Cherchez. Dans la Constitution, le droit du travail ou ailleurs. Nulle part vous ne trouverez le principe selon lequel une personne qui démissionne est immédiatement absoute de tout acte qu’elle a pu commettre précédemment. En quittant son poste le 23 mars, Ameenah Gurib-Fakim ne met donc pas fin à l’affaire Sobrinho 2. C’est même l’inverse.

Il est difficile de ne pas être d’accord avec Pravind Jugnauth sur cette question. Le comportement de la présidente de la République, la semaine passée, était à la fois inélégant, honteux et irrespectueux de sa fonction. Toutefois, à notre connaissance, aucune loi ne punit l’inélégance ou l’irrespect de l’actuelle locataire du Réduit. Or, la phrase de Pravind Jugnauth de ce jeudi laisse peu de place au doute sur le fait qu’on n’est plus sur le terrain moral mais plutôt légal. «Tou saki mo kone valer dizour, li extrememan grav», a-t-il menacé.

Jusqu’ici, les faits «graves» reprochés à Raj Dayal, Ravi Yerrigadoo ou Showkutally Soodhun ont mené à leur démission et au démarrage d’enquêtes de police. On ne peut donc qu’en conclure que le Premier ministre communiquera dans les heures, si ce n’est les jours à venir l’ensemble des éléments qu’il détient à la police ou à toute autre autorité compétente afin qu’une enquête débute sur les agissements d’Ameenah Gurib-Fakim. S’il ne le fait pas, en s’abritant commodément derrière la nécessité de tourner la page, que Pravind Jugnauth ne s’étonne pas que nous l’accusions de couardise, voire de complicité.

Par contre, il est prématuré de faire un procès d’intention au Premier ministre lorsqu’il explique qu’il ne souhaite pas instituer une commission d’enquête sur les activités du milliardaire angolais Alvaro Sobrinho à Maurice seulement à partir d’éléments circonstanciels. Les nombreuses questions soulevées par Navin Ramgoolam amènent toute personne censée à douter. Mais en l’absence de quelques faits avérés et suffisamment graves, une commission d’enquête risque de se transformer en «fishing expedition» peu prolifique car disposant d’un mandat trop vaste.

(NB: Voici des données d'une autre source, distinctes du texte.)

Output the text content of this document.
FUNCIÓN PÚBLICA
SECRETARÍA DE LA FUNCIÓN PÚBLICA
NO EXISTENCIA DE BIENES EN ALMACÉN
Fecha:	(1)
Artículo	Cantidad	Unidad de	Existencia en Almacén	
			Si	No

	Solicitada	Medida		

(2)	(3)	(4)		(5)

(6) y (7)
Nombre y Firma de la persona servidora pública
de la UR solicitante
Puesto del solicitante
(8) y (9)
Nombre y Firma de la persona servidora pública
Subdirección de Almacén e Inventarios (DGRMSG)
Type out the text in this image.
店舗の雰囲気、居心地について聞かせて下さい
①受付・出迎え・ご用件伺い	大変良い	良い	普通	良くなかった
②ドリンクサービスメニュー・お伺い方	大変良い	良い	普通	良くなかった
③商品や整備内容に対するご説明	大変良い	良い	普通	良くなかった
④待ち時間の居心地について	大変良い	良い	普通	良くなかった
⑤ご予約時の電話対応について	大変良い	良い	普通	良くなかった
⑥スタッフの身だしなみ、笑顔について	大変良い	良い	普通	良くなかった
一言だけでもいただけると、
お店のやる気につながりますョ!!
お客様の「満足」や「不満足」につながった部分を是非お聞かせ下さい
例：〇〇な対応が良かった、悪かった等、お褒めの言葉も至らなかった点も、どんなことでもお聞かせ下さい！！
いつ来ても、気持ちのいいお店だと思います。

Il paraît que, mis devant la possibilité que l’affaire Platinum Card contamine son gouvernement, le patron du MSM aurait laissé entendre qu’il est difficile de démontrer le lien entre des membres du parti soleil avec le milliardaire angolais controversé. Si c’est bien le cas, le Premier ministre a une raison de plus d’agir.

Pour cela, il dispose d’une alternative : un fact-finding committee (FCC). Ce dispositif, plus agile et moins contraignant qu’une commission d’enquête, pourrait se cantonner, par exemple, à déterminer le degré d’implication de fonctionnaires dans les activités de l’Angolais controversé à Maurice ainsi que les facilités dont les entreprises de Sobrinho ont pu bénéficier de nos institutions publiques.

Les conclusions de ce comité, s’il est dirigé par une personne compétente et intègre, pourraient alors servir de base de travail pour une enquête plus approfondie de la police, de la Commission anticorruption ou de la Financial Intelligence Unit. Mais bien évidemment, Pravind Jugnauth ne peut songer à mettre en place un FFC sans prendre l’engagement de déposer le rapport à l’Assemblée nationale. C’est une garantie de taille contre le triangle des Bermudes local qui a récemment englouti le rapport Aujayeb sur la rémunération de Vijaya Sumputh du temps où Anil Gayan était son patron.

Faute de pouvoir démontrer une réelle volonté d’agir contre l’emprise des pouvoirs de l’argent sur son gouvernement, Jugnauth risque de subir les déflagrations de nouvelles dirty bombs. A notre connaissance, un titre de presse dispose de nouveaux éléments sur les liens politico-financiers de Sobrinho. Un parti d’opposition compile patiemment, aussi, un dossier à charge. Tandis qu’un homme du pouvoir, au fait des accointances du milliardaire avec certains de ses pairs, pourrait lâcher, par inadvertance, quelques bribes de ce qu’il sait…

On se fiche de la vitrine de dynamisme, de modernité et de moralité du concept store de Pravind Jugnauth. Après un an au pouvoir, la nation veut qu’il nous fournisse une denrée de base : du courage politique.